Selection of priors is a necessary step in the construction of Bayesian models. Difficulties that can be encountered in prior choice motivate hierarchical models, introduced this week.

## Example

Consider the problem of selecting a prior for a parameter defined on \([0, 1]\), e.g. \(p\) in the basic rocket launch success probability example (iid, continuous): \[\begin{align*} p &\sim \;\text{???} \\ y | p &\sim {\mathrm{Binom}}(n, p). \end{align*}\]

## General approach

Often, the choice of prior is approached in two stages

- First, pick a distribution
**family**- in our example: let us pick say \({\color{red} {\mathrm{Beta}}}(\cdot, \cdot)\),
- a common starting point for distribution with support \([0, 1]\)
- but not the only choice, e.g., an alternative is the Kumaraswamy distribution.

- in our example: let us pick say \({\color{red} {\mathrm{Beta}}}(\cdot, \cdot)\),
- Then, pick one member of this family
- e.g. Beta\(({\color{red} 1}, {\color{red} 2})\), but how to pick these “magic” numbers (called hyper-parameters)?

## When does the choice of prior matter?

- When
**data is large**, posterior tends to be**less sensitive**to specification of the prior- Theoretical reason: the “Bayesian central limit theorem” (Bernstein von-Mises theorem).
- Not always true (e.g. partially identifiable model).

- When
**data is small**, posterior tends to be**more sensitive**to specification of the prior- Extreme example:
- consider a rocket maiden flight,
- i.e. there is no observation available yet,
- what will be the posterior?

- Extreme example:

Where there is no observations, the posterior is equal to the prior.

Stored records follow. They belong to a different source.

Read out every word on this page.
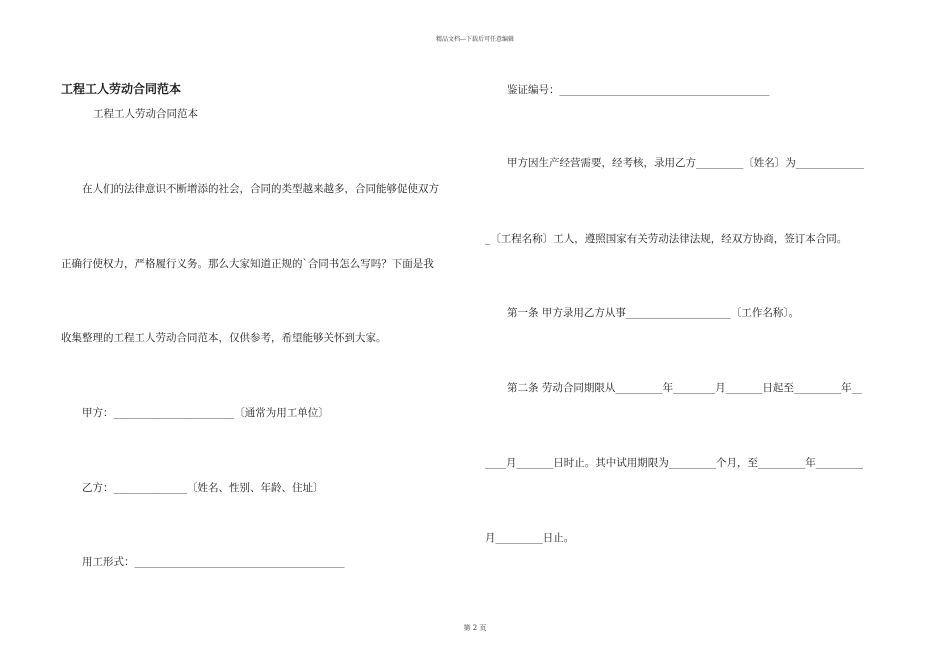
精品文档---下载后可任意编辑
工程工人劳动合同范本
工程工人劳动合同范本
在人们的法律意识不断增添的社会，合同的类型越来越多，合同能够促使双方
正确行使权力，严格履行义务。那么大家知道正规的`合同书怎么写吗？下面是我
收集整理的工程工人劳动合同范本，仅供参考，希望能够关怀到大家。
甲方：_______________________〔通常为用工单位〕
乙方：______________〔姓名、性别、年龄、住址〕
用工形式：________________________________________
鉴证编号：________________________________________
甲方因生产经营需要，经考核，录用乙方_________〔姓名〕为_____________
_〔工程名称〕工人，遵照国家有关劳动法律法规，经双方协商，签订本合同。
第一条 甲方录用乙方从事____________________〔工作名称〕。
第二条 劳动合同期限从_________年________月_______日起至_________年__
____月_______日时止。其中试用期限为_________个月，至_________年_________
月_________日止。
第 2 页
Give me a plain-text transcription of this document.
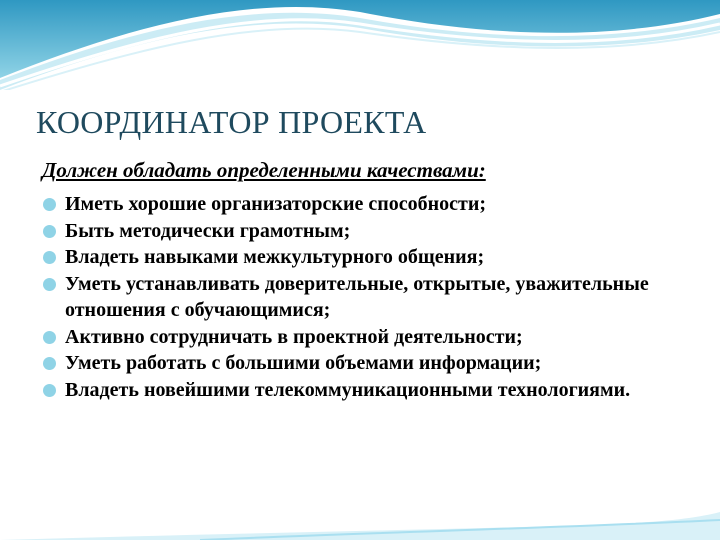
КООРДИНАТОР ПРОЕКТА

Должен обладать определенными качествами:

Иметь хорошие организаторские способности;
Быть методически грамотным;
Владеть навыками межкультурного общения;
Уметь устанавливать доверительные, открытые, уважительные отношения с обучающимися;
Активно сотрудничать в проектной деятельности;
Уметь работать с большими объемами информации;
Владеть новейшими телекоммуникационными технологиями.
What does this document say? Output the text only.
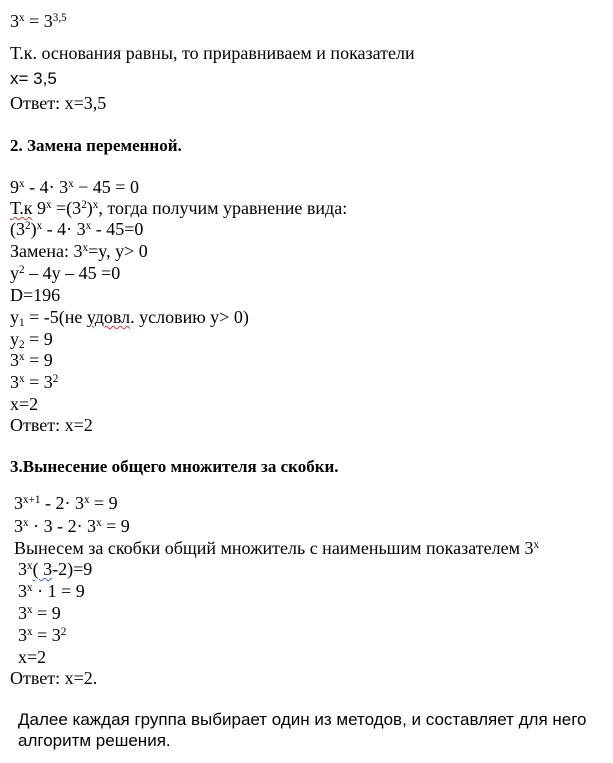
$3^x = 3^{3,5}$
Т.к. основания равны, то приравниваем и показатели
x= 3,5
Ответ: x=3,5
2. Замена переменной.
$9^x - 4\cdot 3^x - 45 = 0$
Т.к $9^x =(3^2)^x$, тогда получим уравнение вида:
$(3^2)^x - 4\cdot 3^x - 45=0$
Замена: $3^x=y$, y> 0
$y^2 - 4y - 45 =0$
D=196
y1 = -5(не удовл. условию y> 0)
y2 = 9
$3^x = 9$
$3^x = 3^2$
x=2
Ответ: x=2
3.Вынесение общего множителя за скобки.
$3^{x+1} - 2\cdot 3^x = 9$
$3^x \cdot 3 - 2\cdot 3^x = 9$
Вынесем за скобки общий множитель с наименьшим показателем 3$^x$
3$^x$( 3-2)=9
$3^x \cdot 1 = 9$
$3^x = 9$
$3^x = 3^2$
x=2
Ответ: x=2.
Далее каждая группа выбирает один из методов, и составляет для него
алгоритм решения.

This shows an extreme example of the posterior being sensitive to the choice of prior!

## Strategies for constructing priors

- “Informative priors”: use expert knowledge to determine the prior (“prior elicitation”)
- e.g.: when we build rockets, there is a lot of quality control, so it would be surprising to see very low values for the success probability parameter \(p\).
- Many prior elicitation techniques developed, see Petrus et al, 2021 for a recent review,
- but the state of that literature not completely satisfactory.

- “Non-informative priors”: use properties of the likelihood to determine prior
- more advanced, see Robert, Sections 3.5,
- not automated, case-by-case mathematical derivation often intractable.
- Automating this into PPLs is an open problem.

**Today:**side-step these issues thanks to**Hierarchical models**.- We will not remove the need for prior choice, instead we will decrease sensitivity of the posterior to these choices.

## Example, continued

Suppose we picked a Beta, so we now have to pick a member of the Beta family.

\[\begin{align*} p &\sim {\mathrm{Beta}}(?, ?) \\ y | p &\sim {\mathrm{Binom}}(n, p). \end{align*}\]

Again the numbers to fill in the “?” are known as **hyper-parameters**, i.e., an hyper-parameter is a parameter of a prior.

**Expert elicitation:**

- find a rocket expert,
- ask the expert what they think is a reasonable range of values for \(p\), e.g. upper and lower quartiles \(Q_1, Q_3\).
- Use numerical method to fit \(\alpha, \beta\) such that a Beta(\(\alpha, \beta\)) matches the reported quartiles \(Q_1, Q_3\).